Abstract

Generalization and sample complexity remain unresolved problems in reinforcement learning (RL), limiting the applicability of these methods to real-world problem settings. A powerful solution to these challenges lies in the deliberate use of inductive bias, which has the potential to allow RL algorithms to acquire solutions from significantly fewer samples and with greater generalization performance [Ponsen et al., 2009]. However, the question of what form this inductive bias should take in the context of RL remains an open one. Should it be provided as a prior distribution for use in Bayesian inference [Ghavamzadeh et al., 2015], learned wholly from data in a multi-task or meta-learning setup [Taylor and Stone, 2009], specified as structural constraints (such as temporal abstraction [Parr and Russell, 1998, Dietterich, 2000, Sutton et al., 1999] or hierarchy [Singh, 1992, Dayan and Hinton, 1992]), or some combination thereof?

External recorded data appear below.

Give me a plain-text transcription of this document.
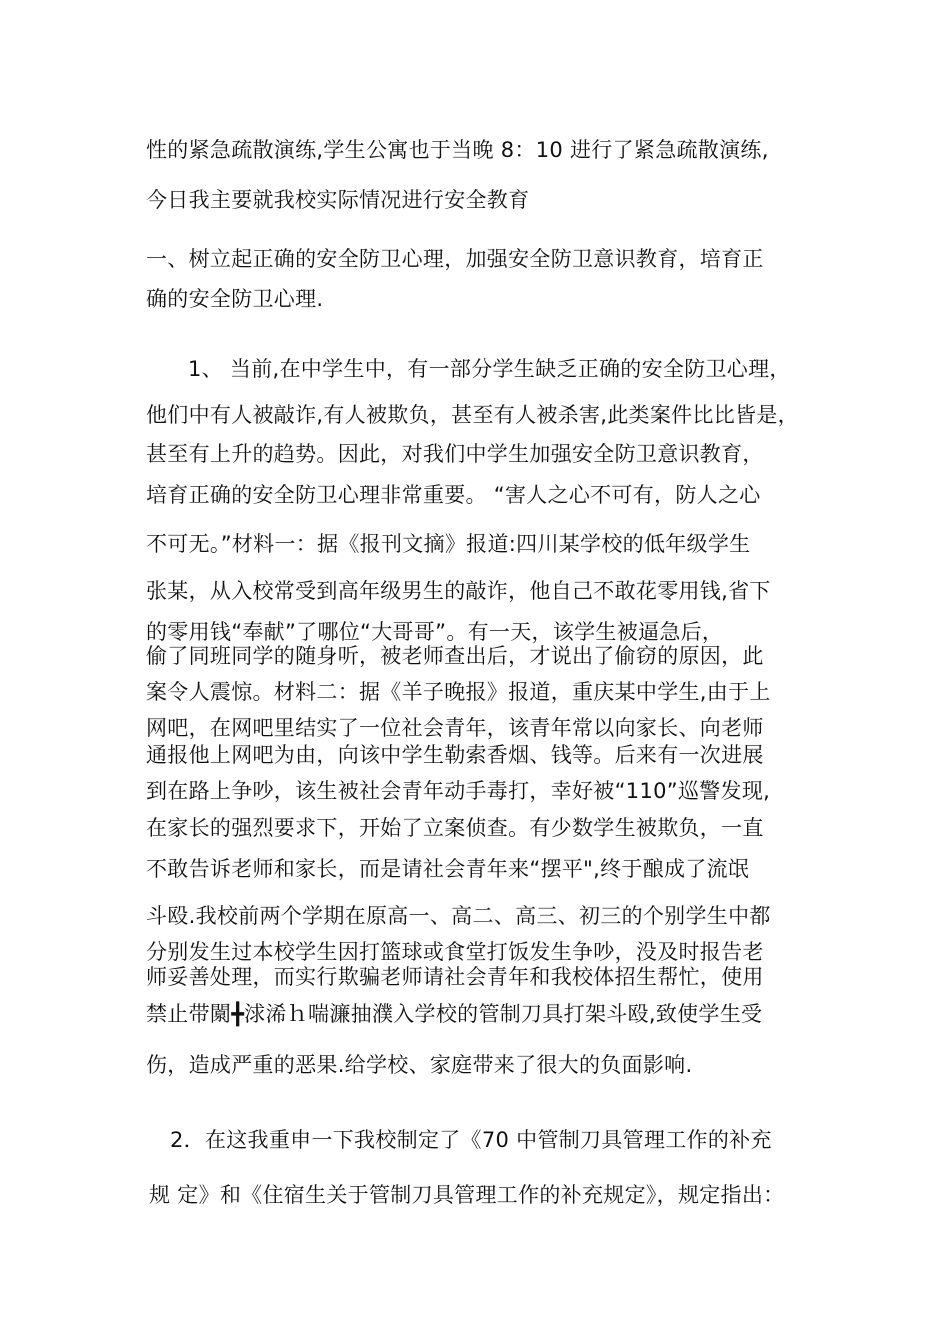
性的紧急疏散演练,学生公寓也于当晚 8：10 进行了紧急疏散演练,
今日我主要就我校实际情况进行安全教育
一、树立起正确的安全防卫心理，加强安全防卫意识教育，培育正
确的安全防卫心理.
1、 当前,在中学生中，有一部分学生缺乏正确的安全防卫心理，
他们中有人被敲诈,有人被欺负，甚至有人被杀害,此类案件比比皆是，
甚至有上升的趋势。因此，对我们中学生加强安全防卫意识教育，
培育正确的安全防卫心理非常重要。 “害人之心不可有，防人之心
不可无。”材料一：据《报刊文摘》报道:四川某学校的低年级学生
张某，从入校常受到高年级男生的敲诈，他自己不敢花零用钱,省下
的零用钱“奉献”了哪位“大哥哥”。有一天，该学生被逼急后，
偷了同班同学的随身听，被老师查出后，才说出了偷窃的原因，此
案令人震惊。材料二：据《羊子晚报》报道，重庆某中学生,由于上
网吧，在网吧里结实了一位社会青年，该青年常以向家长、向老师
通报他上网吧为由，向该中学生勒索香烟、钱等。后来有一次进展
到在路上争吵，该生被社会青年动手毒打，幸好被“110”巡警发现,
在家长的强烈要求下，开始了立案侦查。有少数学生被欺负，一直
不敢告诉老师和家长，而是请社会青年来“摆平",终于酿成了流氓
斗殴.我校前两个学期在原高一、高二、高三、初三的个别学生中都
分别发生过本校学生因打篮球或食堂打饭发生争吵，没及时报告老
师妥善处理，而实行欺骗老师请社会青年和我校体招生帮忙，使用
禁止带闎╋浗浠ｈ喘濂抽濮入学校的管制刀具打架斗殴,致使学生受
伤，造成严重的恶果.给学校、家庭带来了很大的负面影响.
2．在这我重申一下我校制定了《70 中管制刀具管理工作的补充
规 定》和《住宿生关于管制刀具管理工作的补充规定》，规定指出：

The computational cost of recently successful applications of RL to complex domains such as gameplay [Silver et al., 2016, Silver et al., 2017, OpenAI, 2018] and robotics [Levine et al., 2018, Kalashnikov et al., 2018] has led to renewed interest in answering this question, most notably in the specification and learning of structure [Vezhnevets et al., 2017, Frans et al., 2018, Andreas et al., 2017] and priors [Duan et al., 2016, Wang et al., 2016, Finn et al., 2017]. In response to this trend, the ICLR 2019 workshop on "Structure & Priors in Reinforcement Learning" (SPiRL) aims to revitalize a multi-disciplinary approach to investigating the role of structure and priors as a way of specifying inductive bias in RL.

Beyond machine learning, other disciplines such as neuroscience and cognitive science have traditionally played, or have the potential to play, a role in identifying useful structure [Botvinick et al., 2009, Boureau et al., 2015] and priors [Trommershauser et al., 2008, Gershman and Niv, 2015, Dubey et al., 2018] for use in RL. As such, we expect attendees to be from a broad variety of backgrounds (including RL and machine learning, Bayesian methods, cognitive science and neuroscience), which would be beneficial for the (re-)discovery of commonalities and under-explored research directions.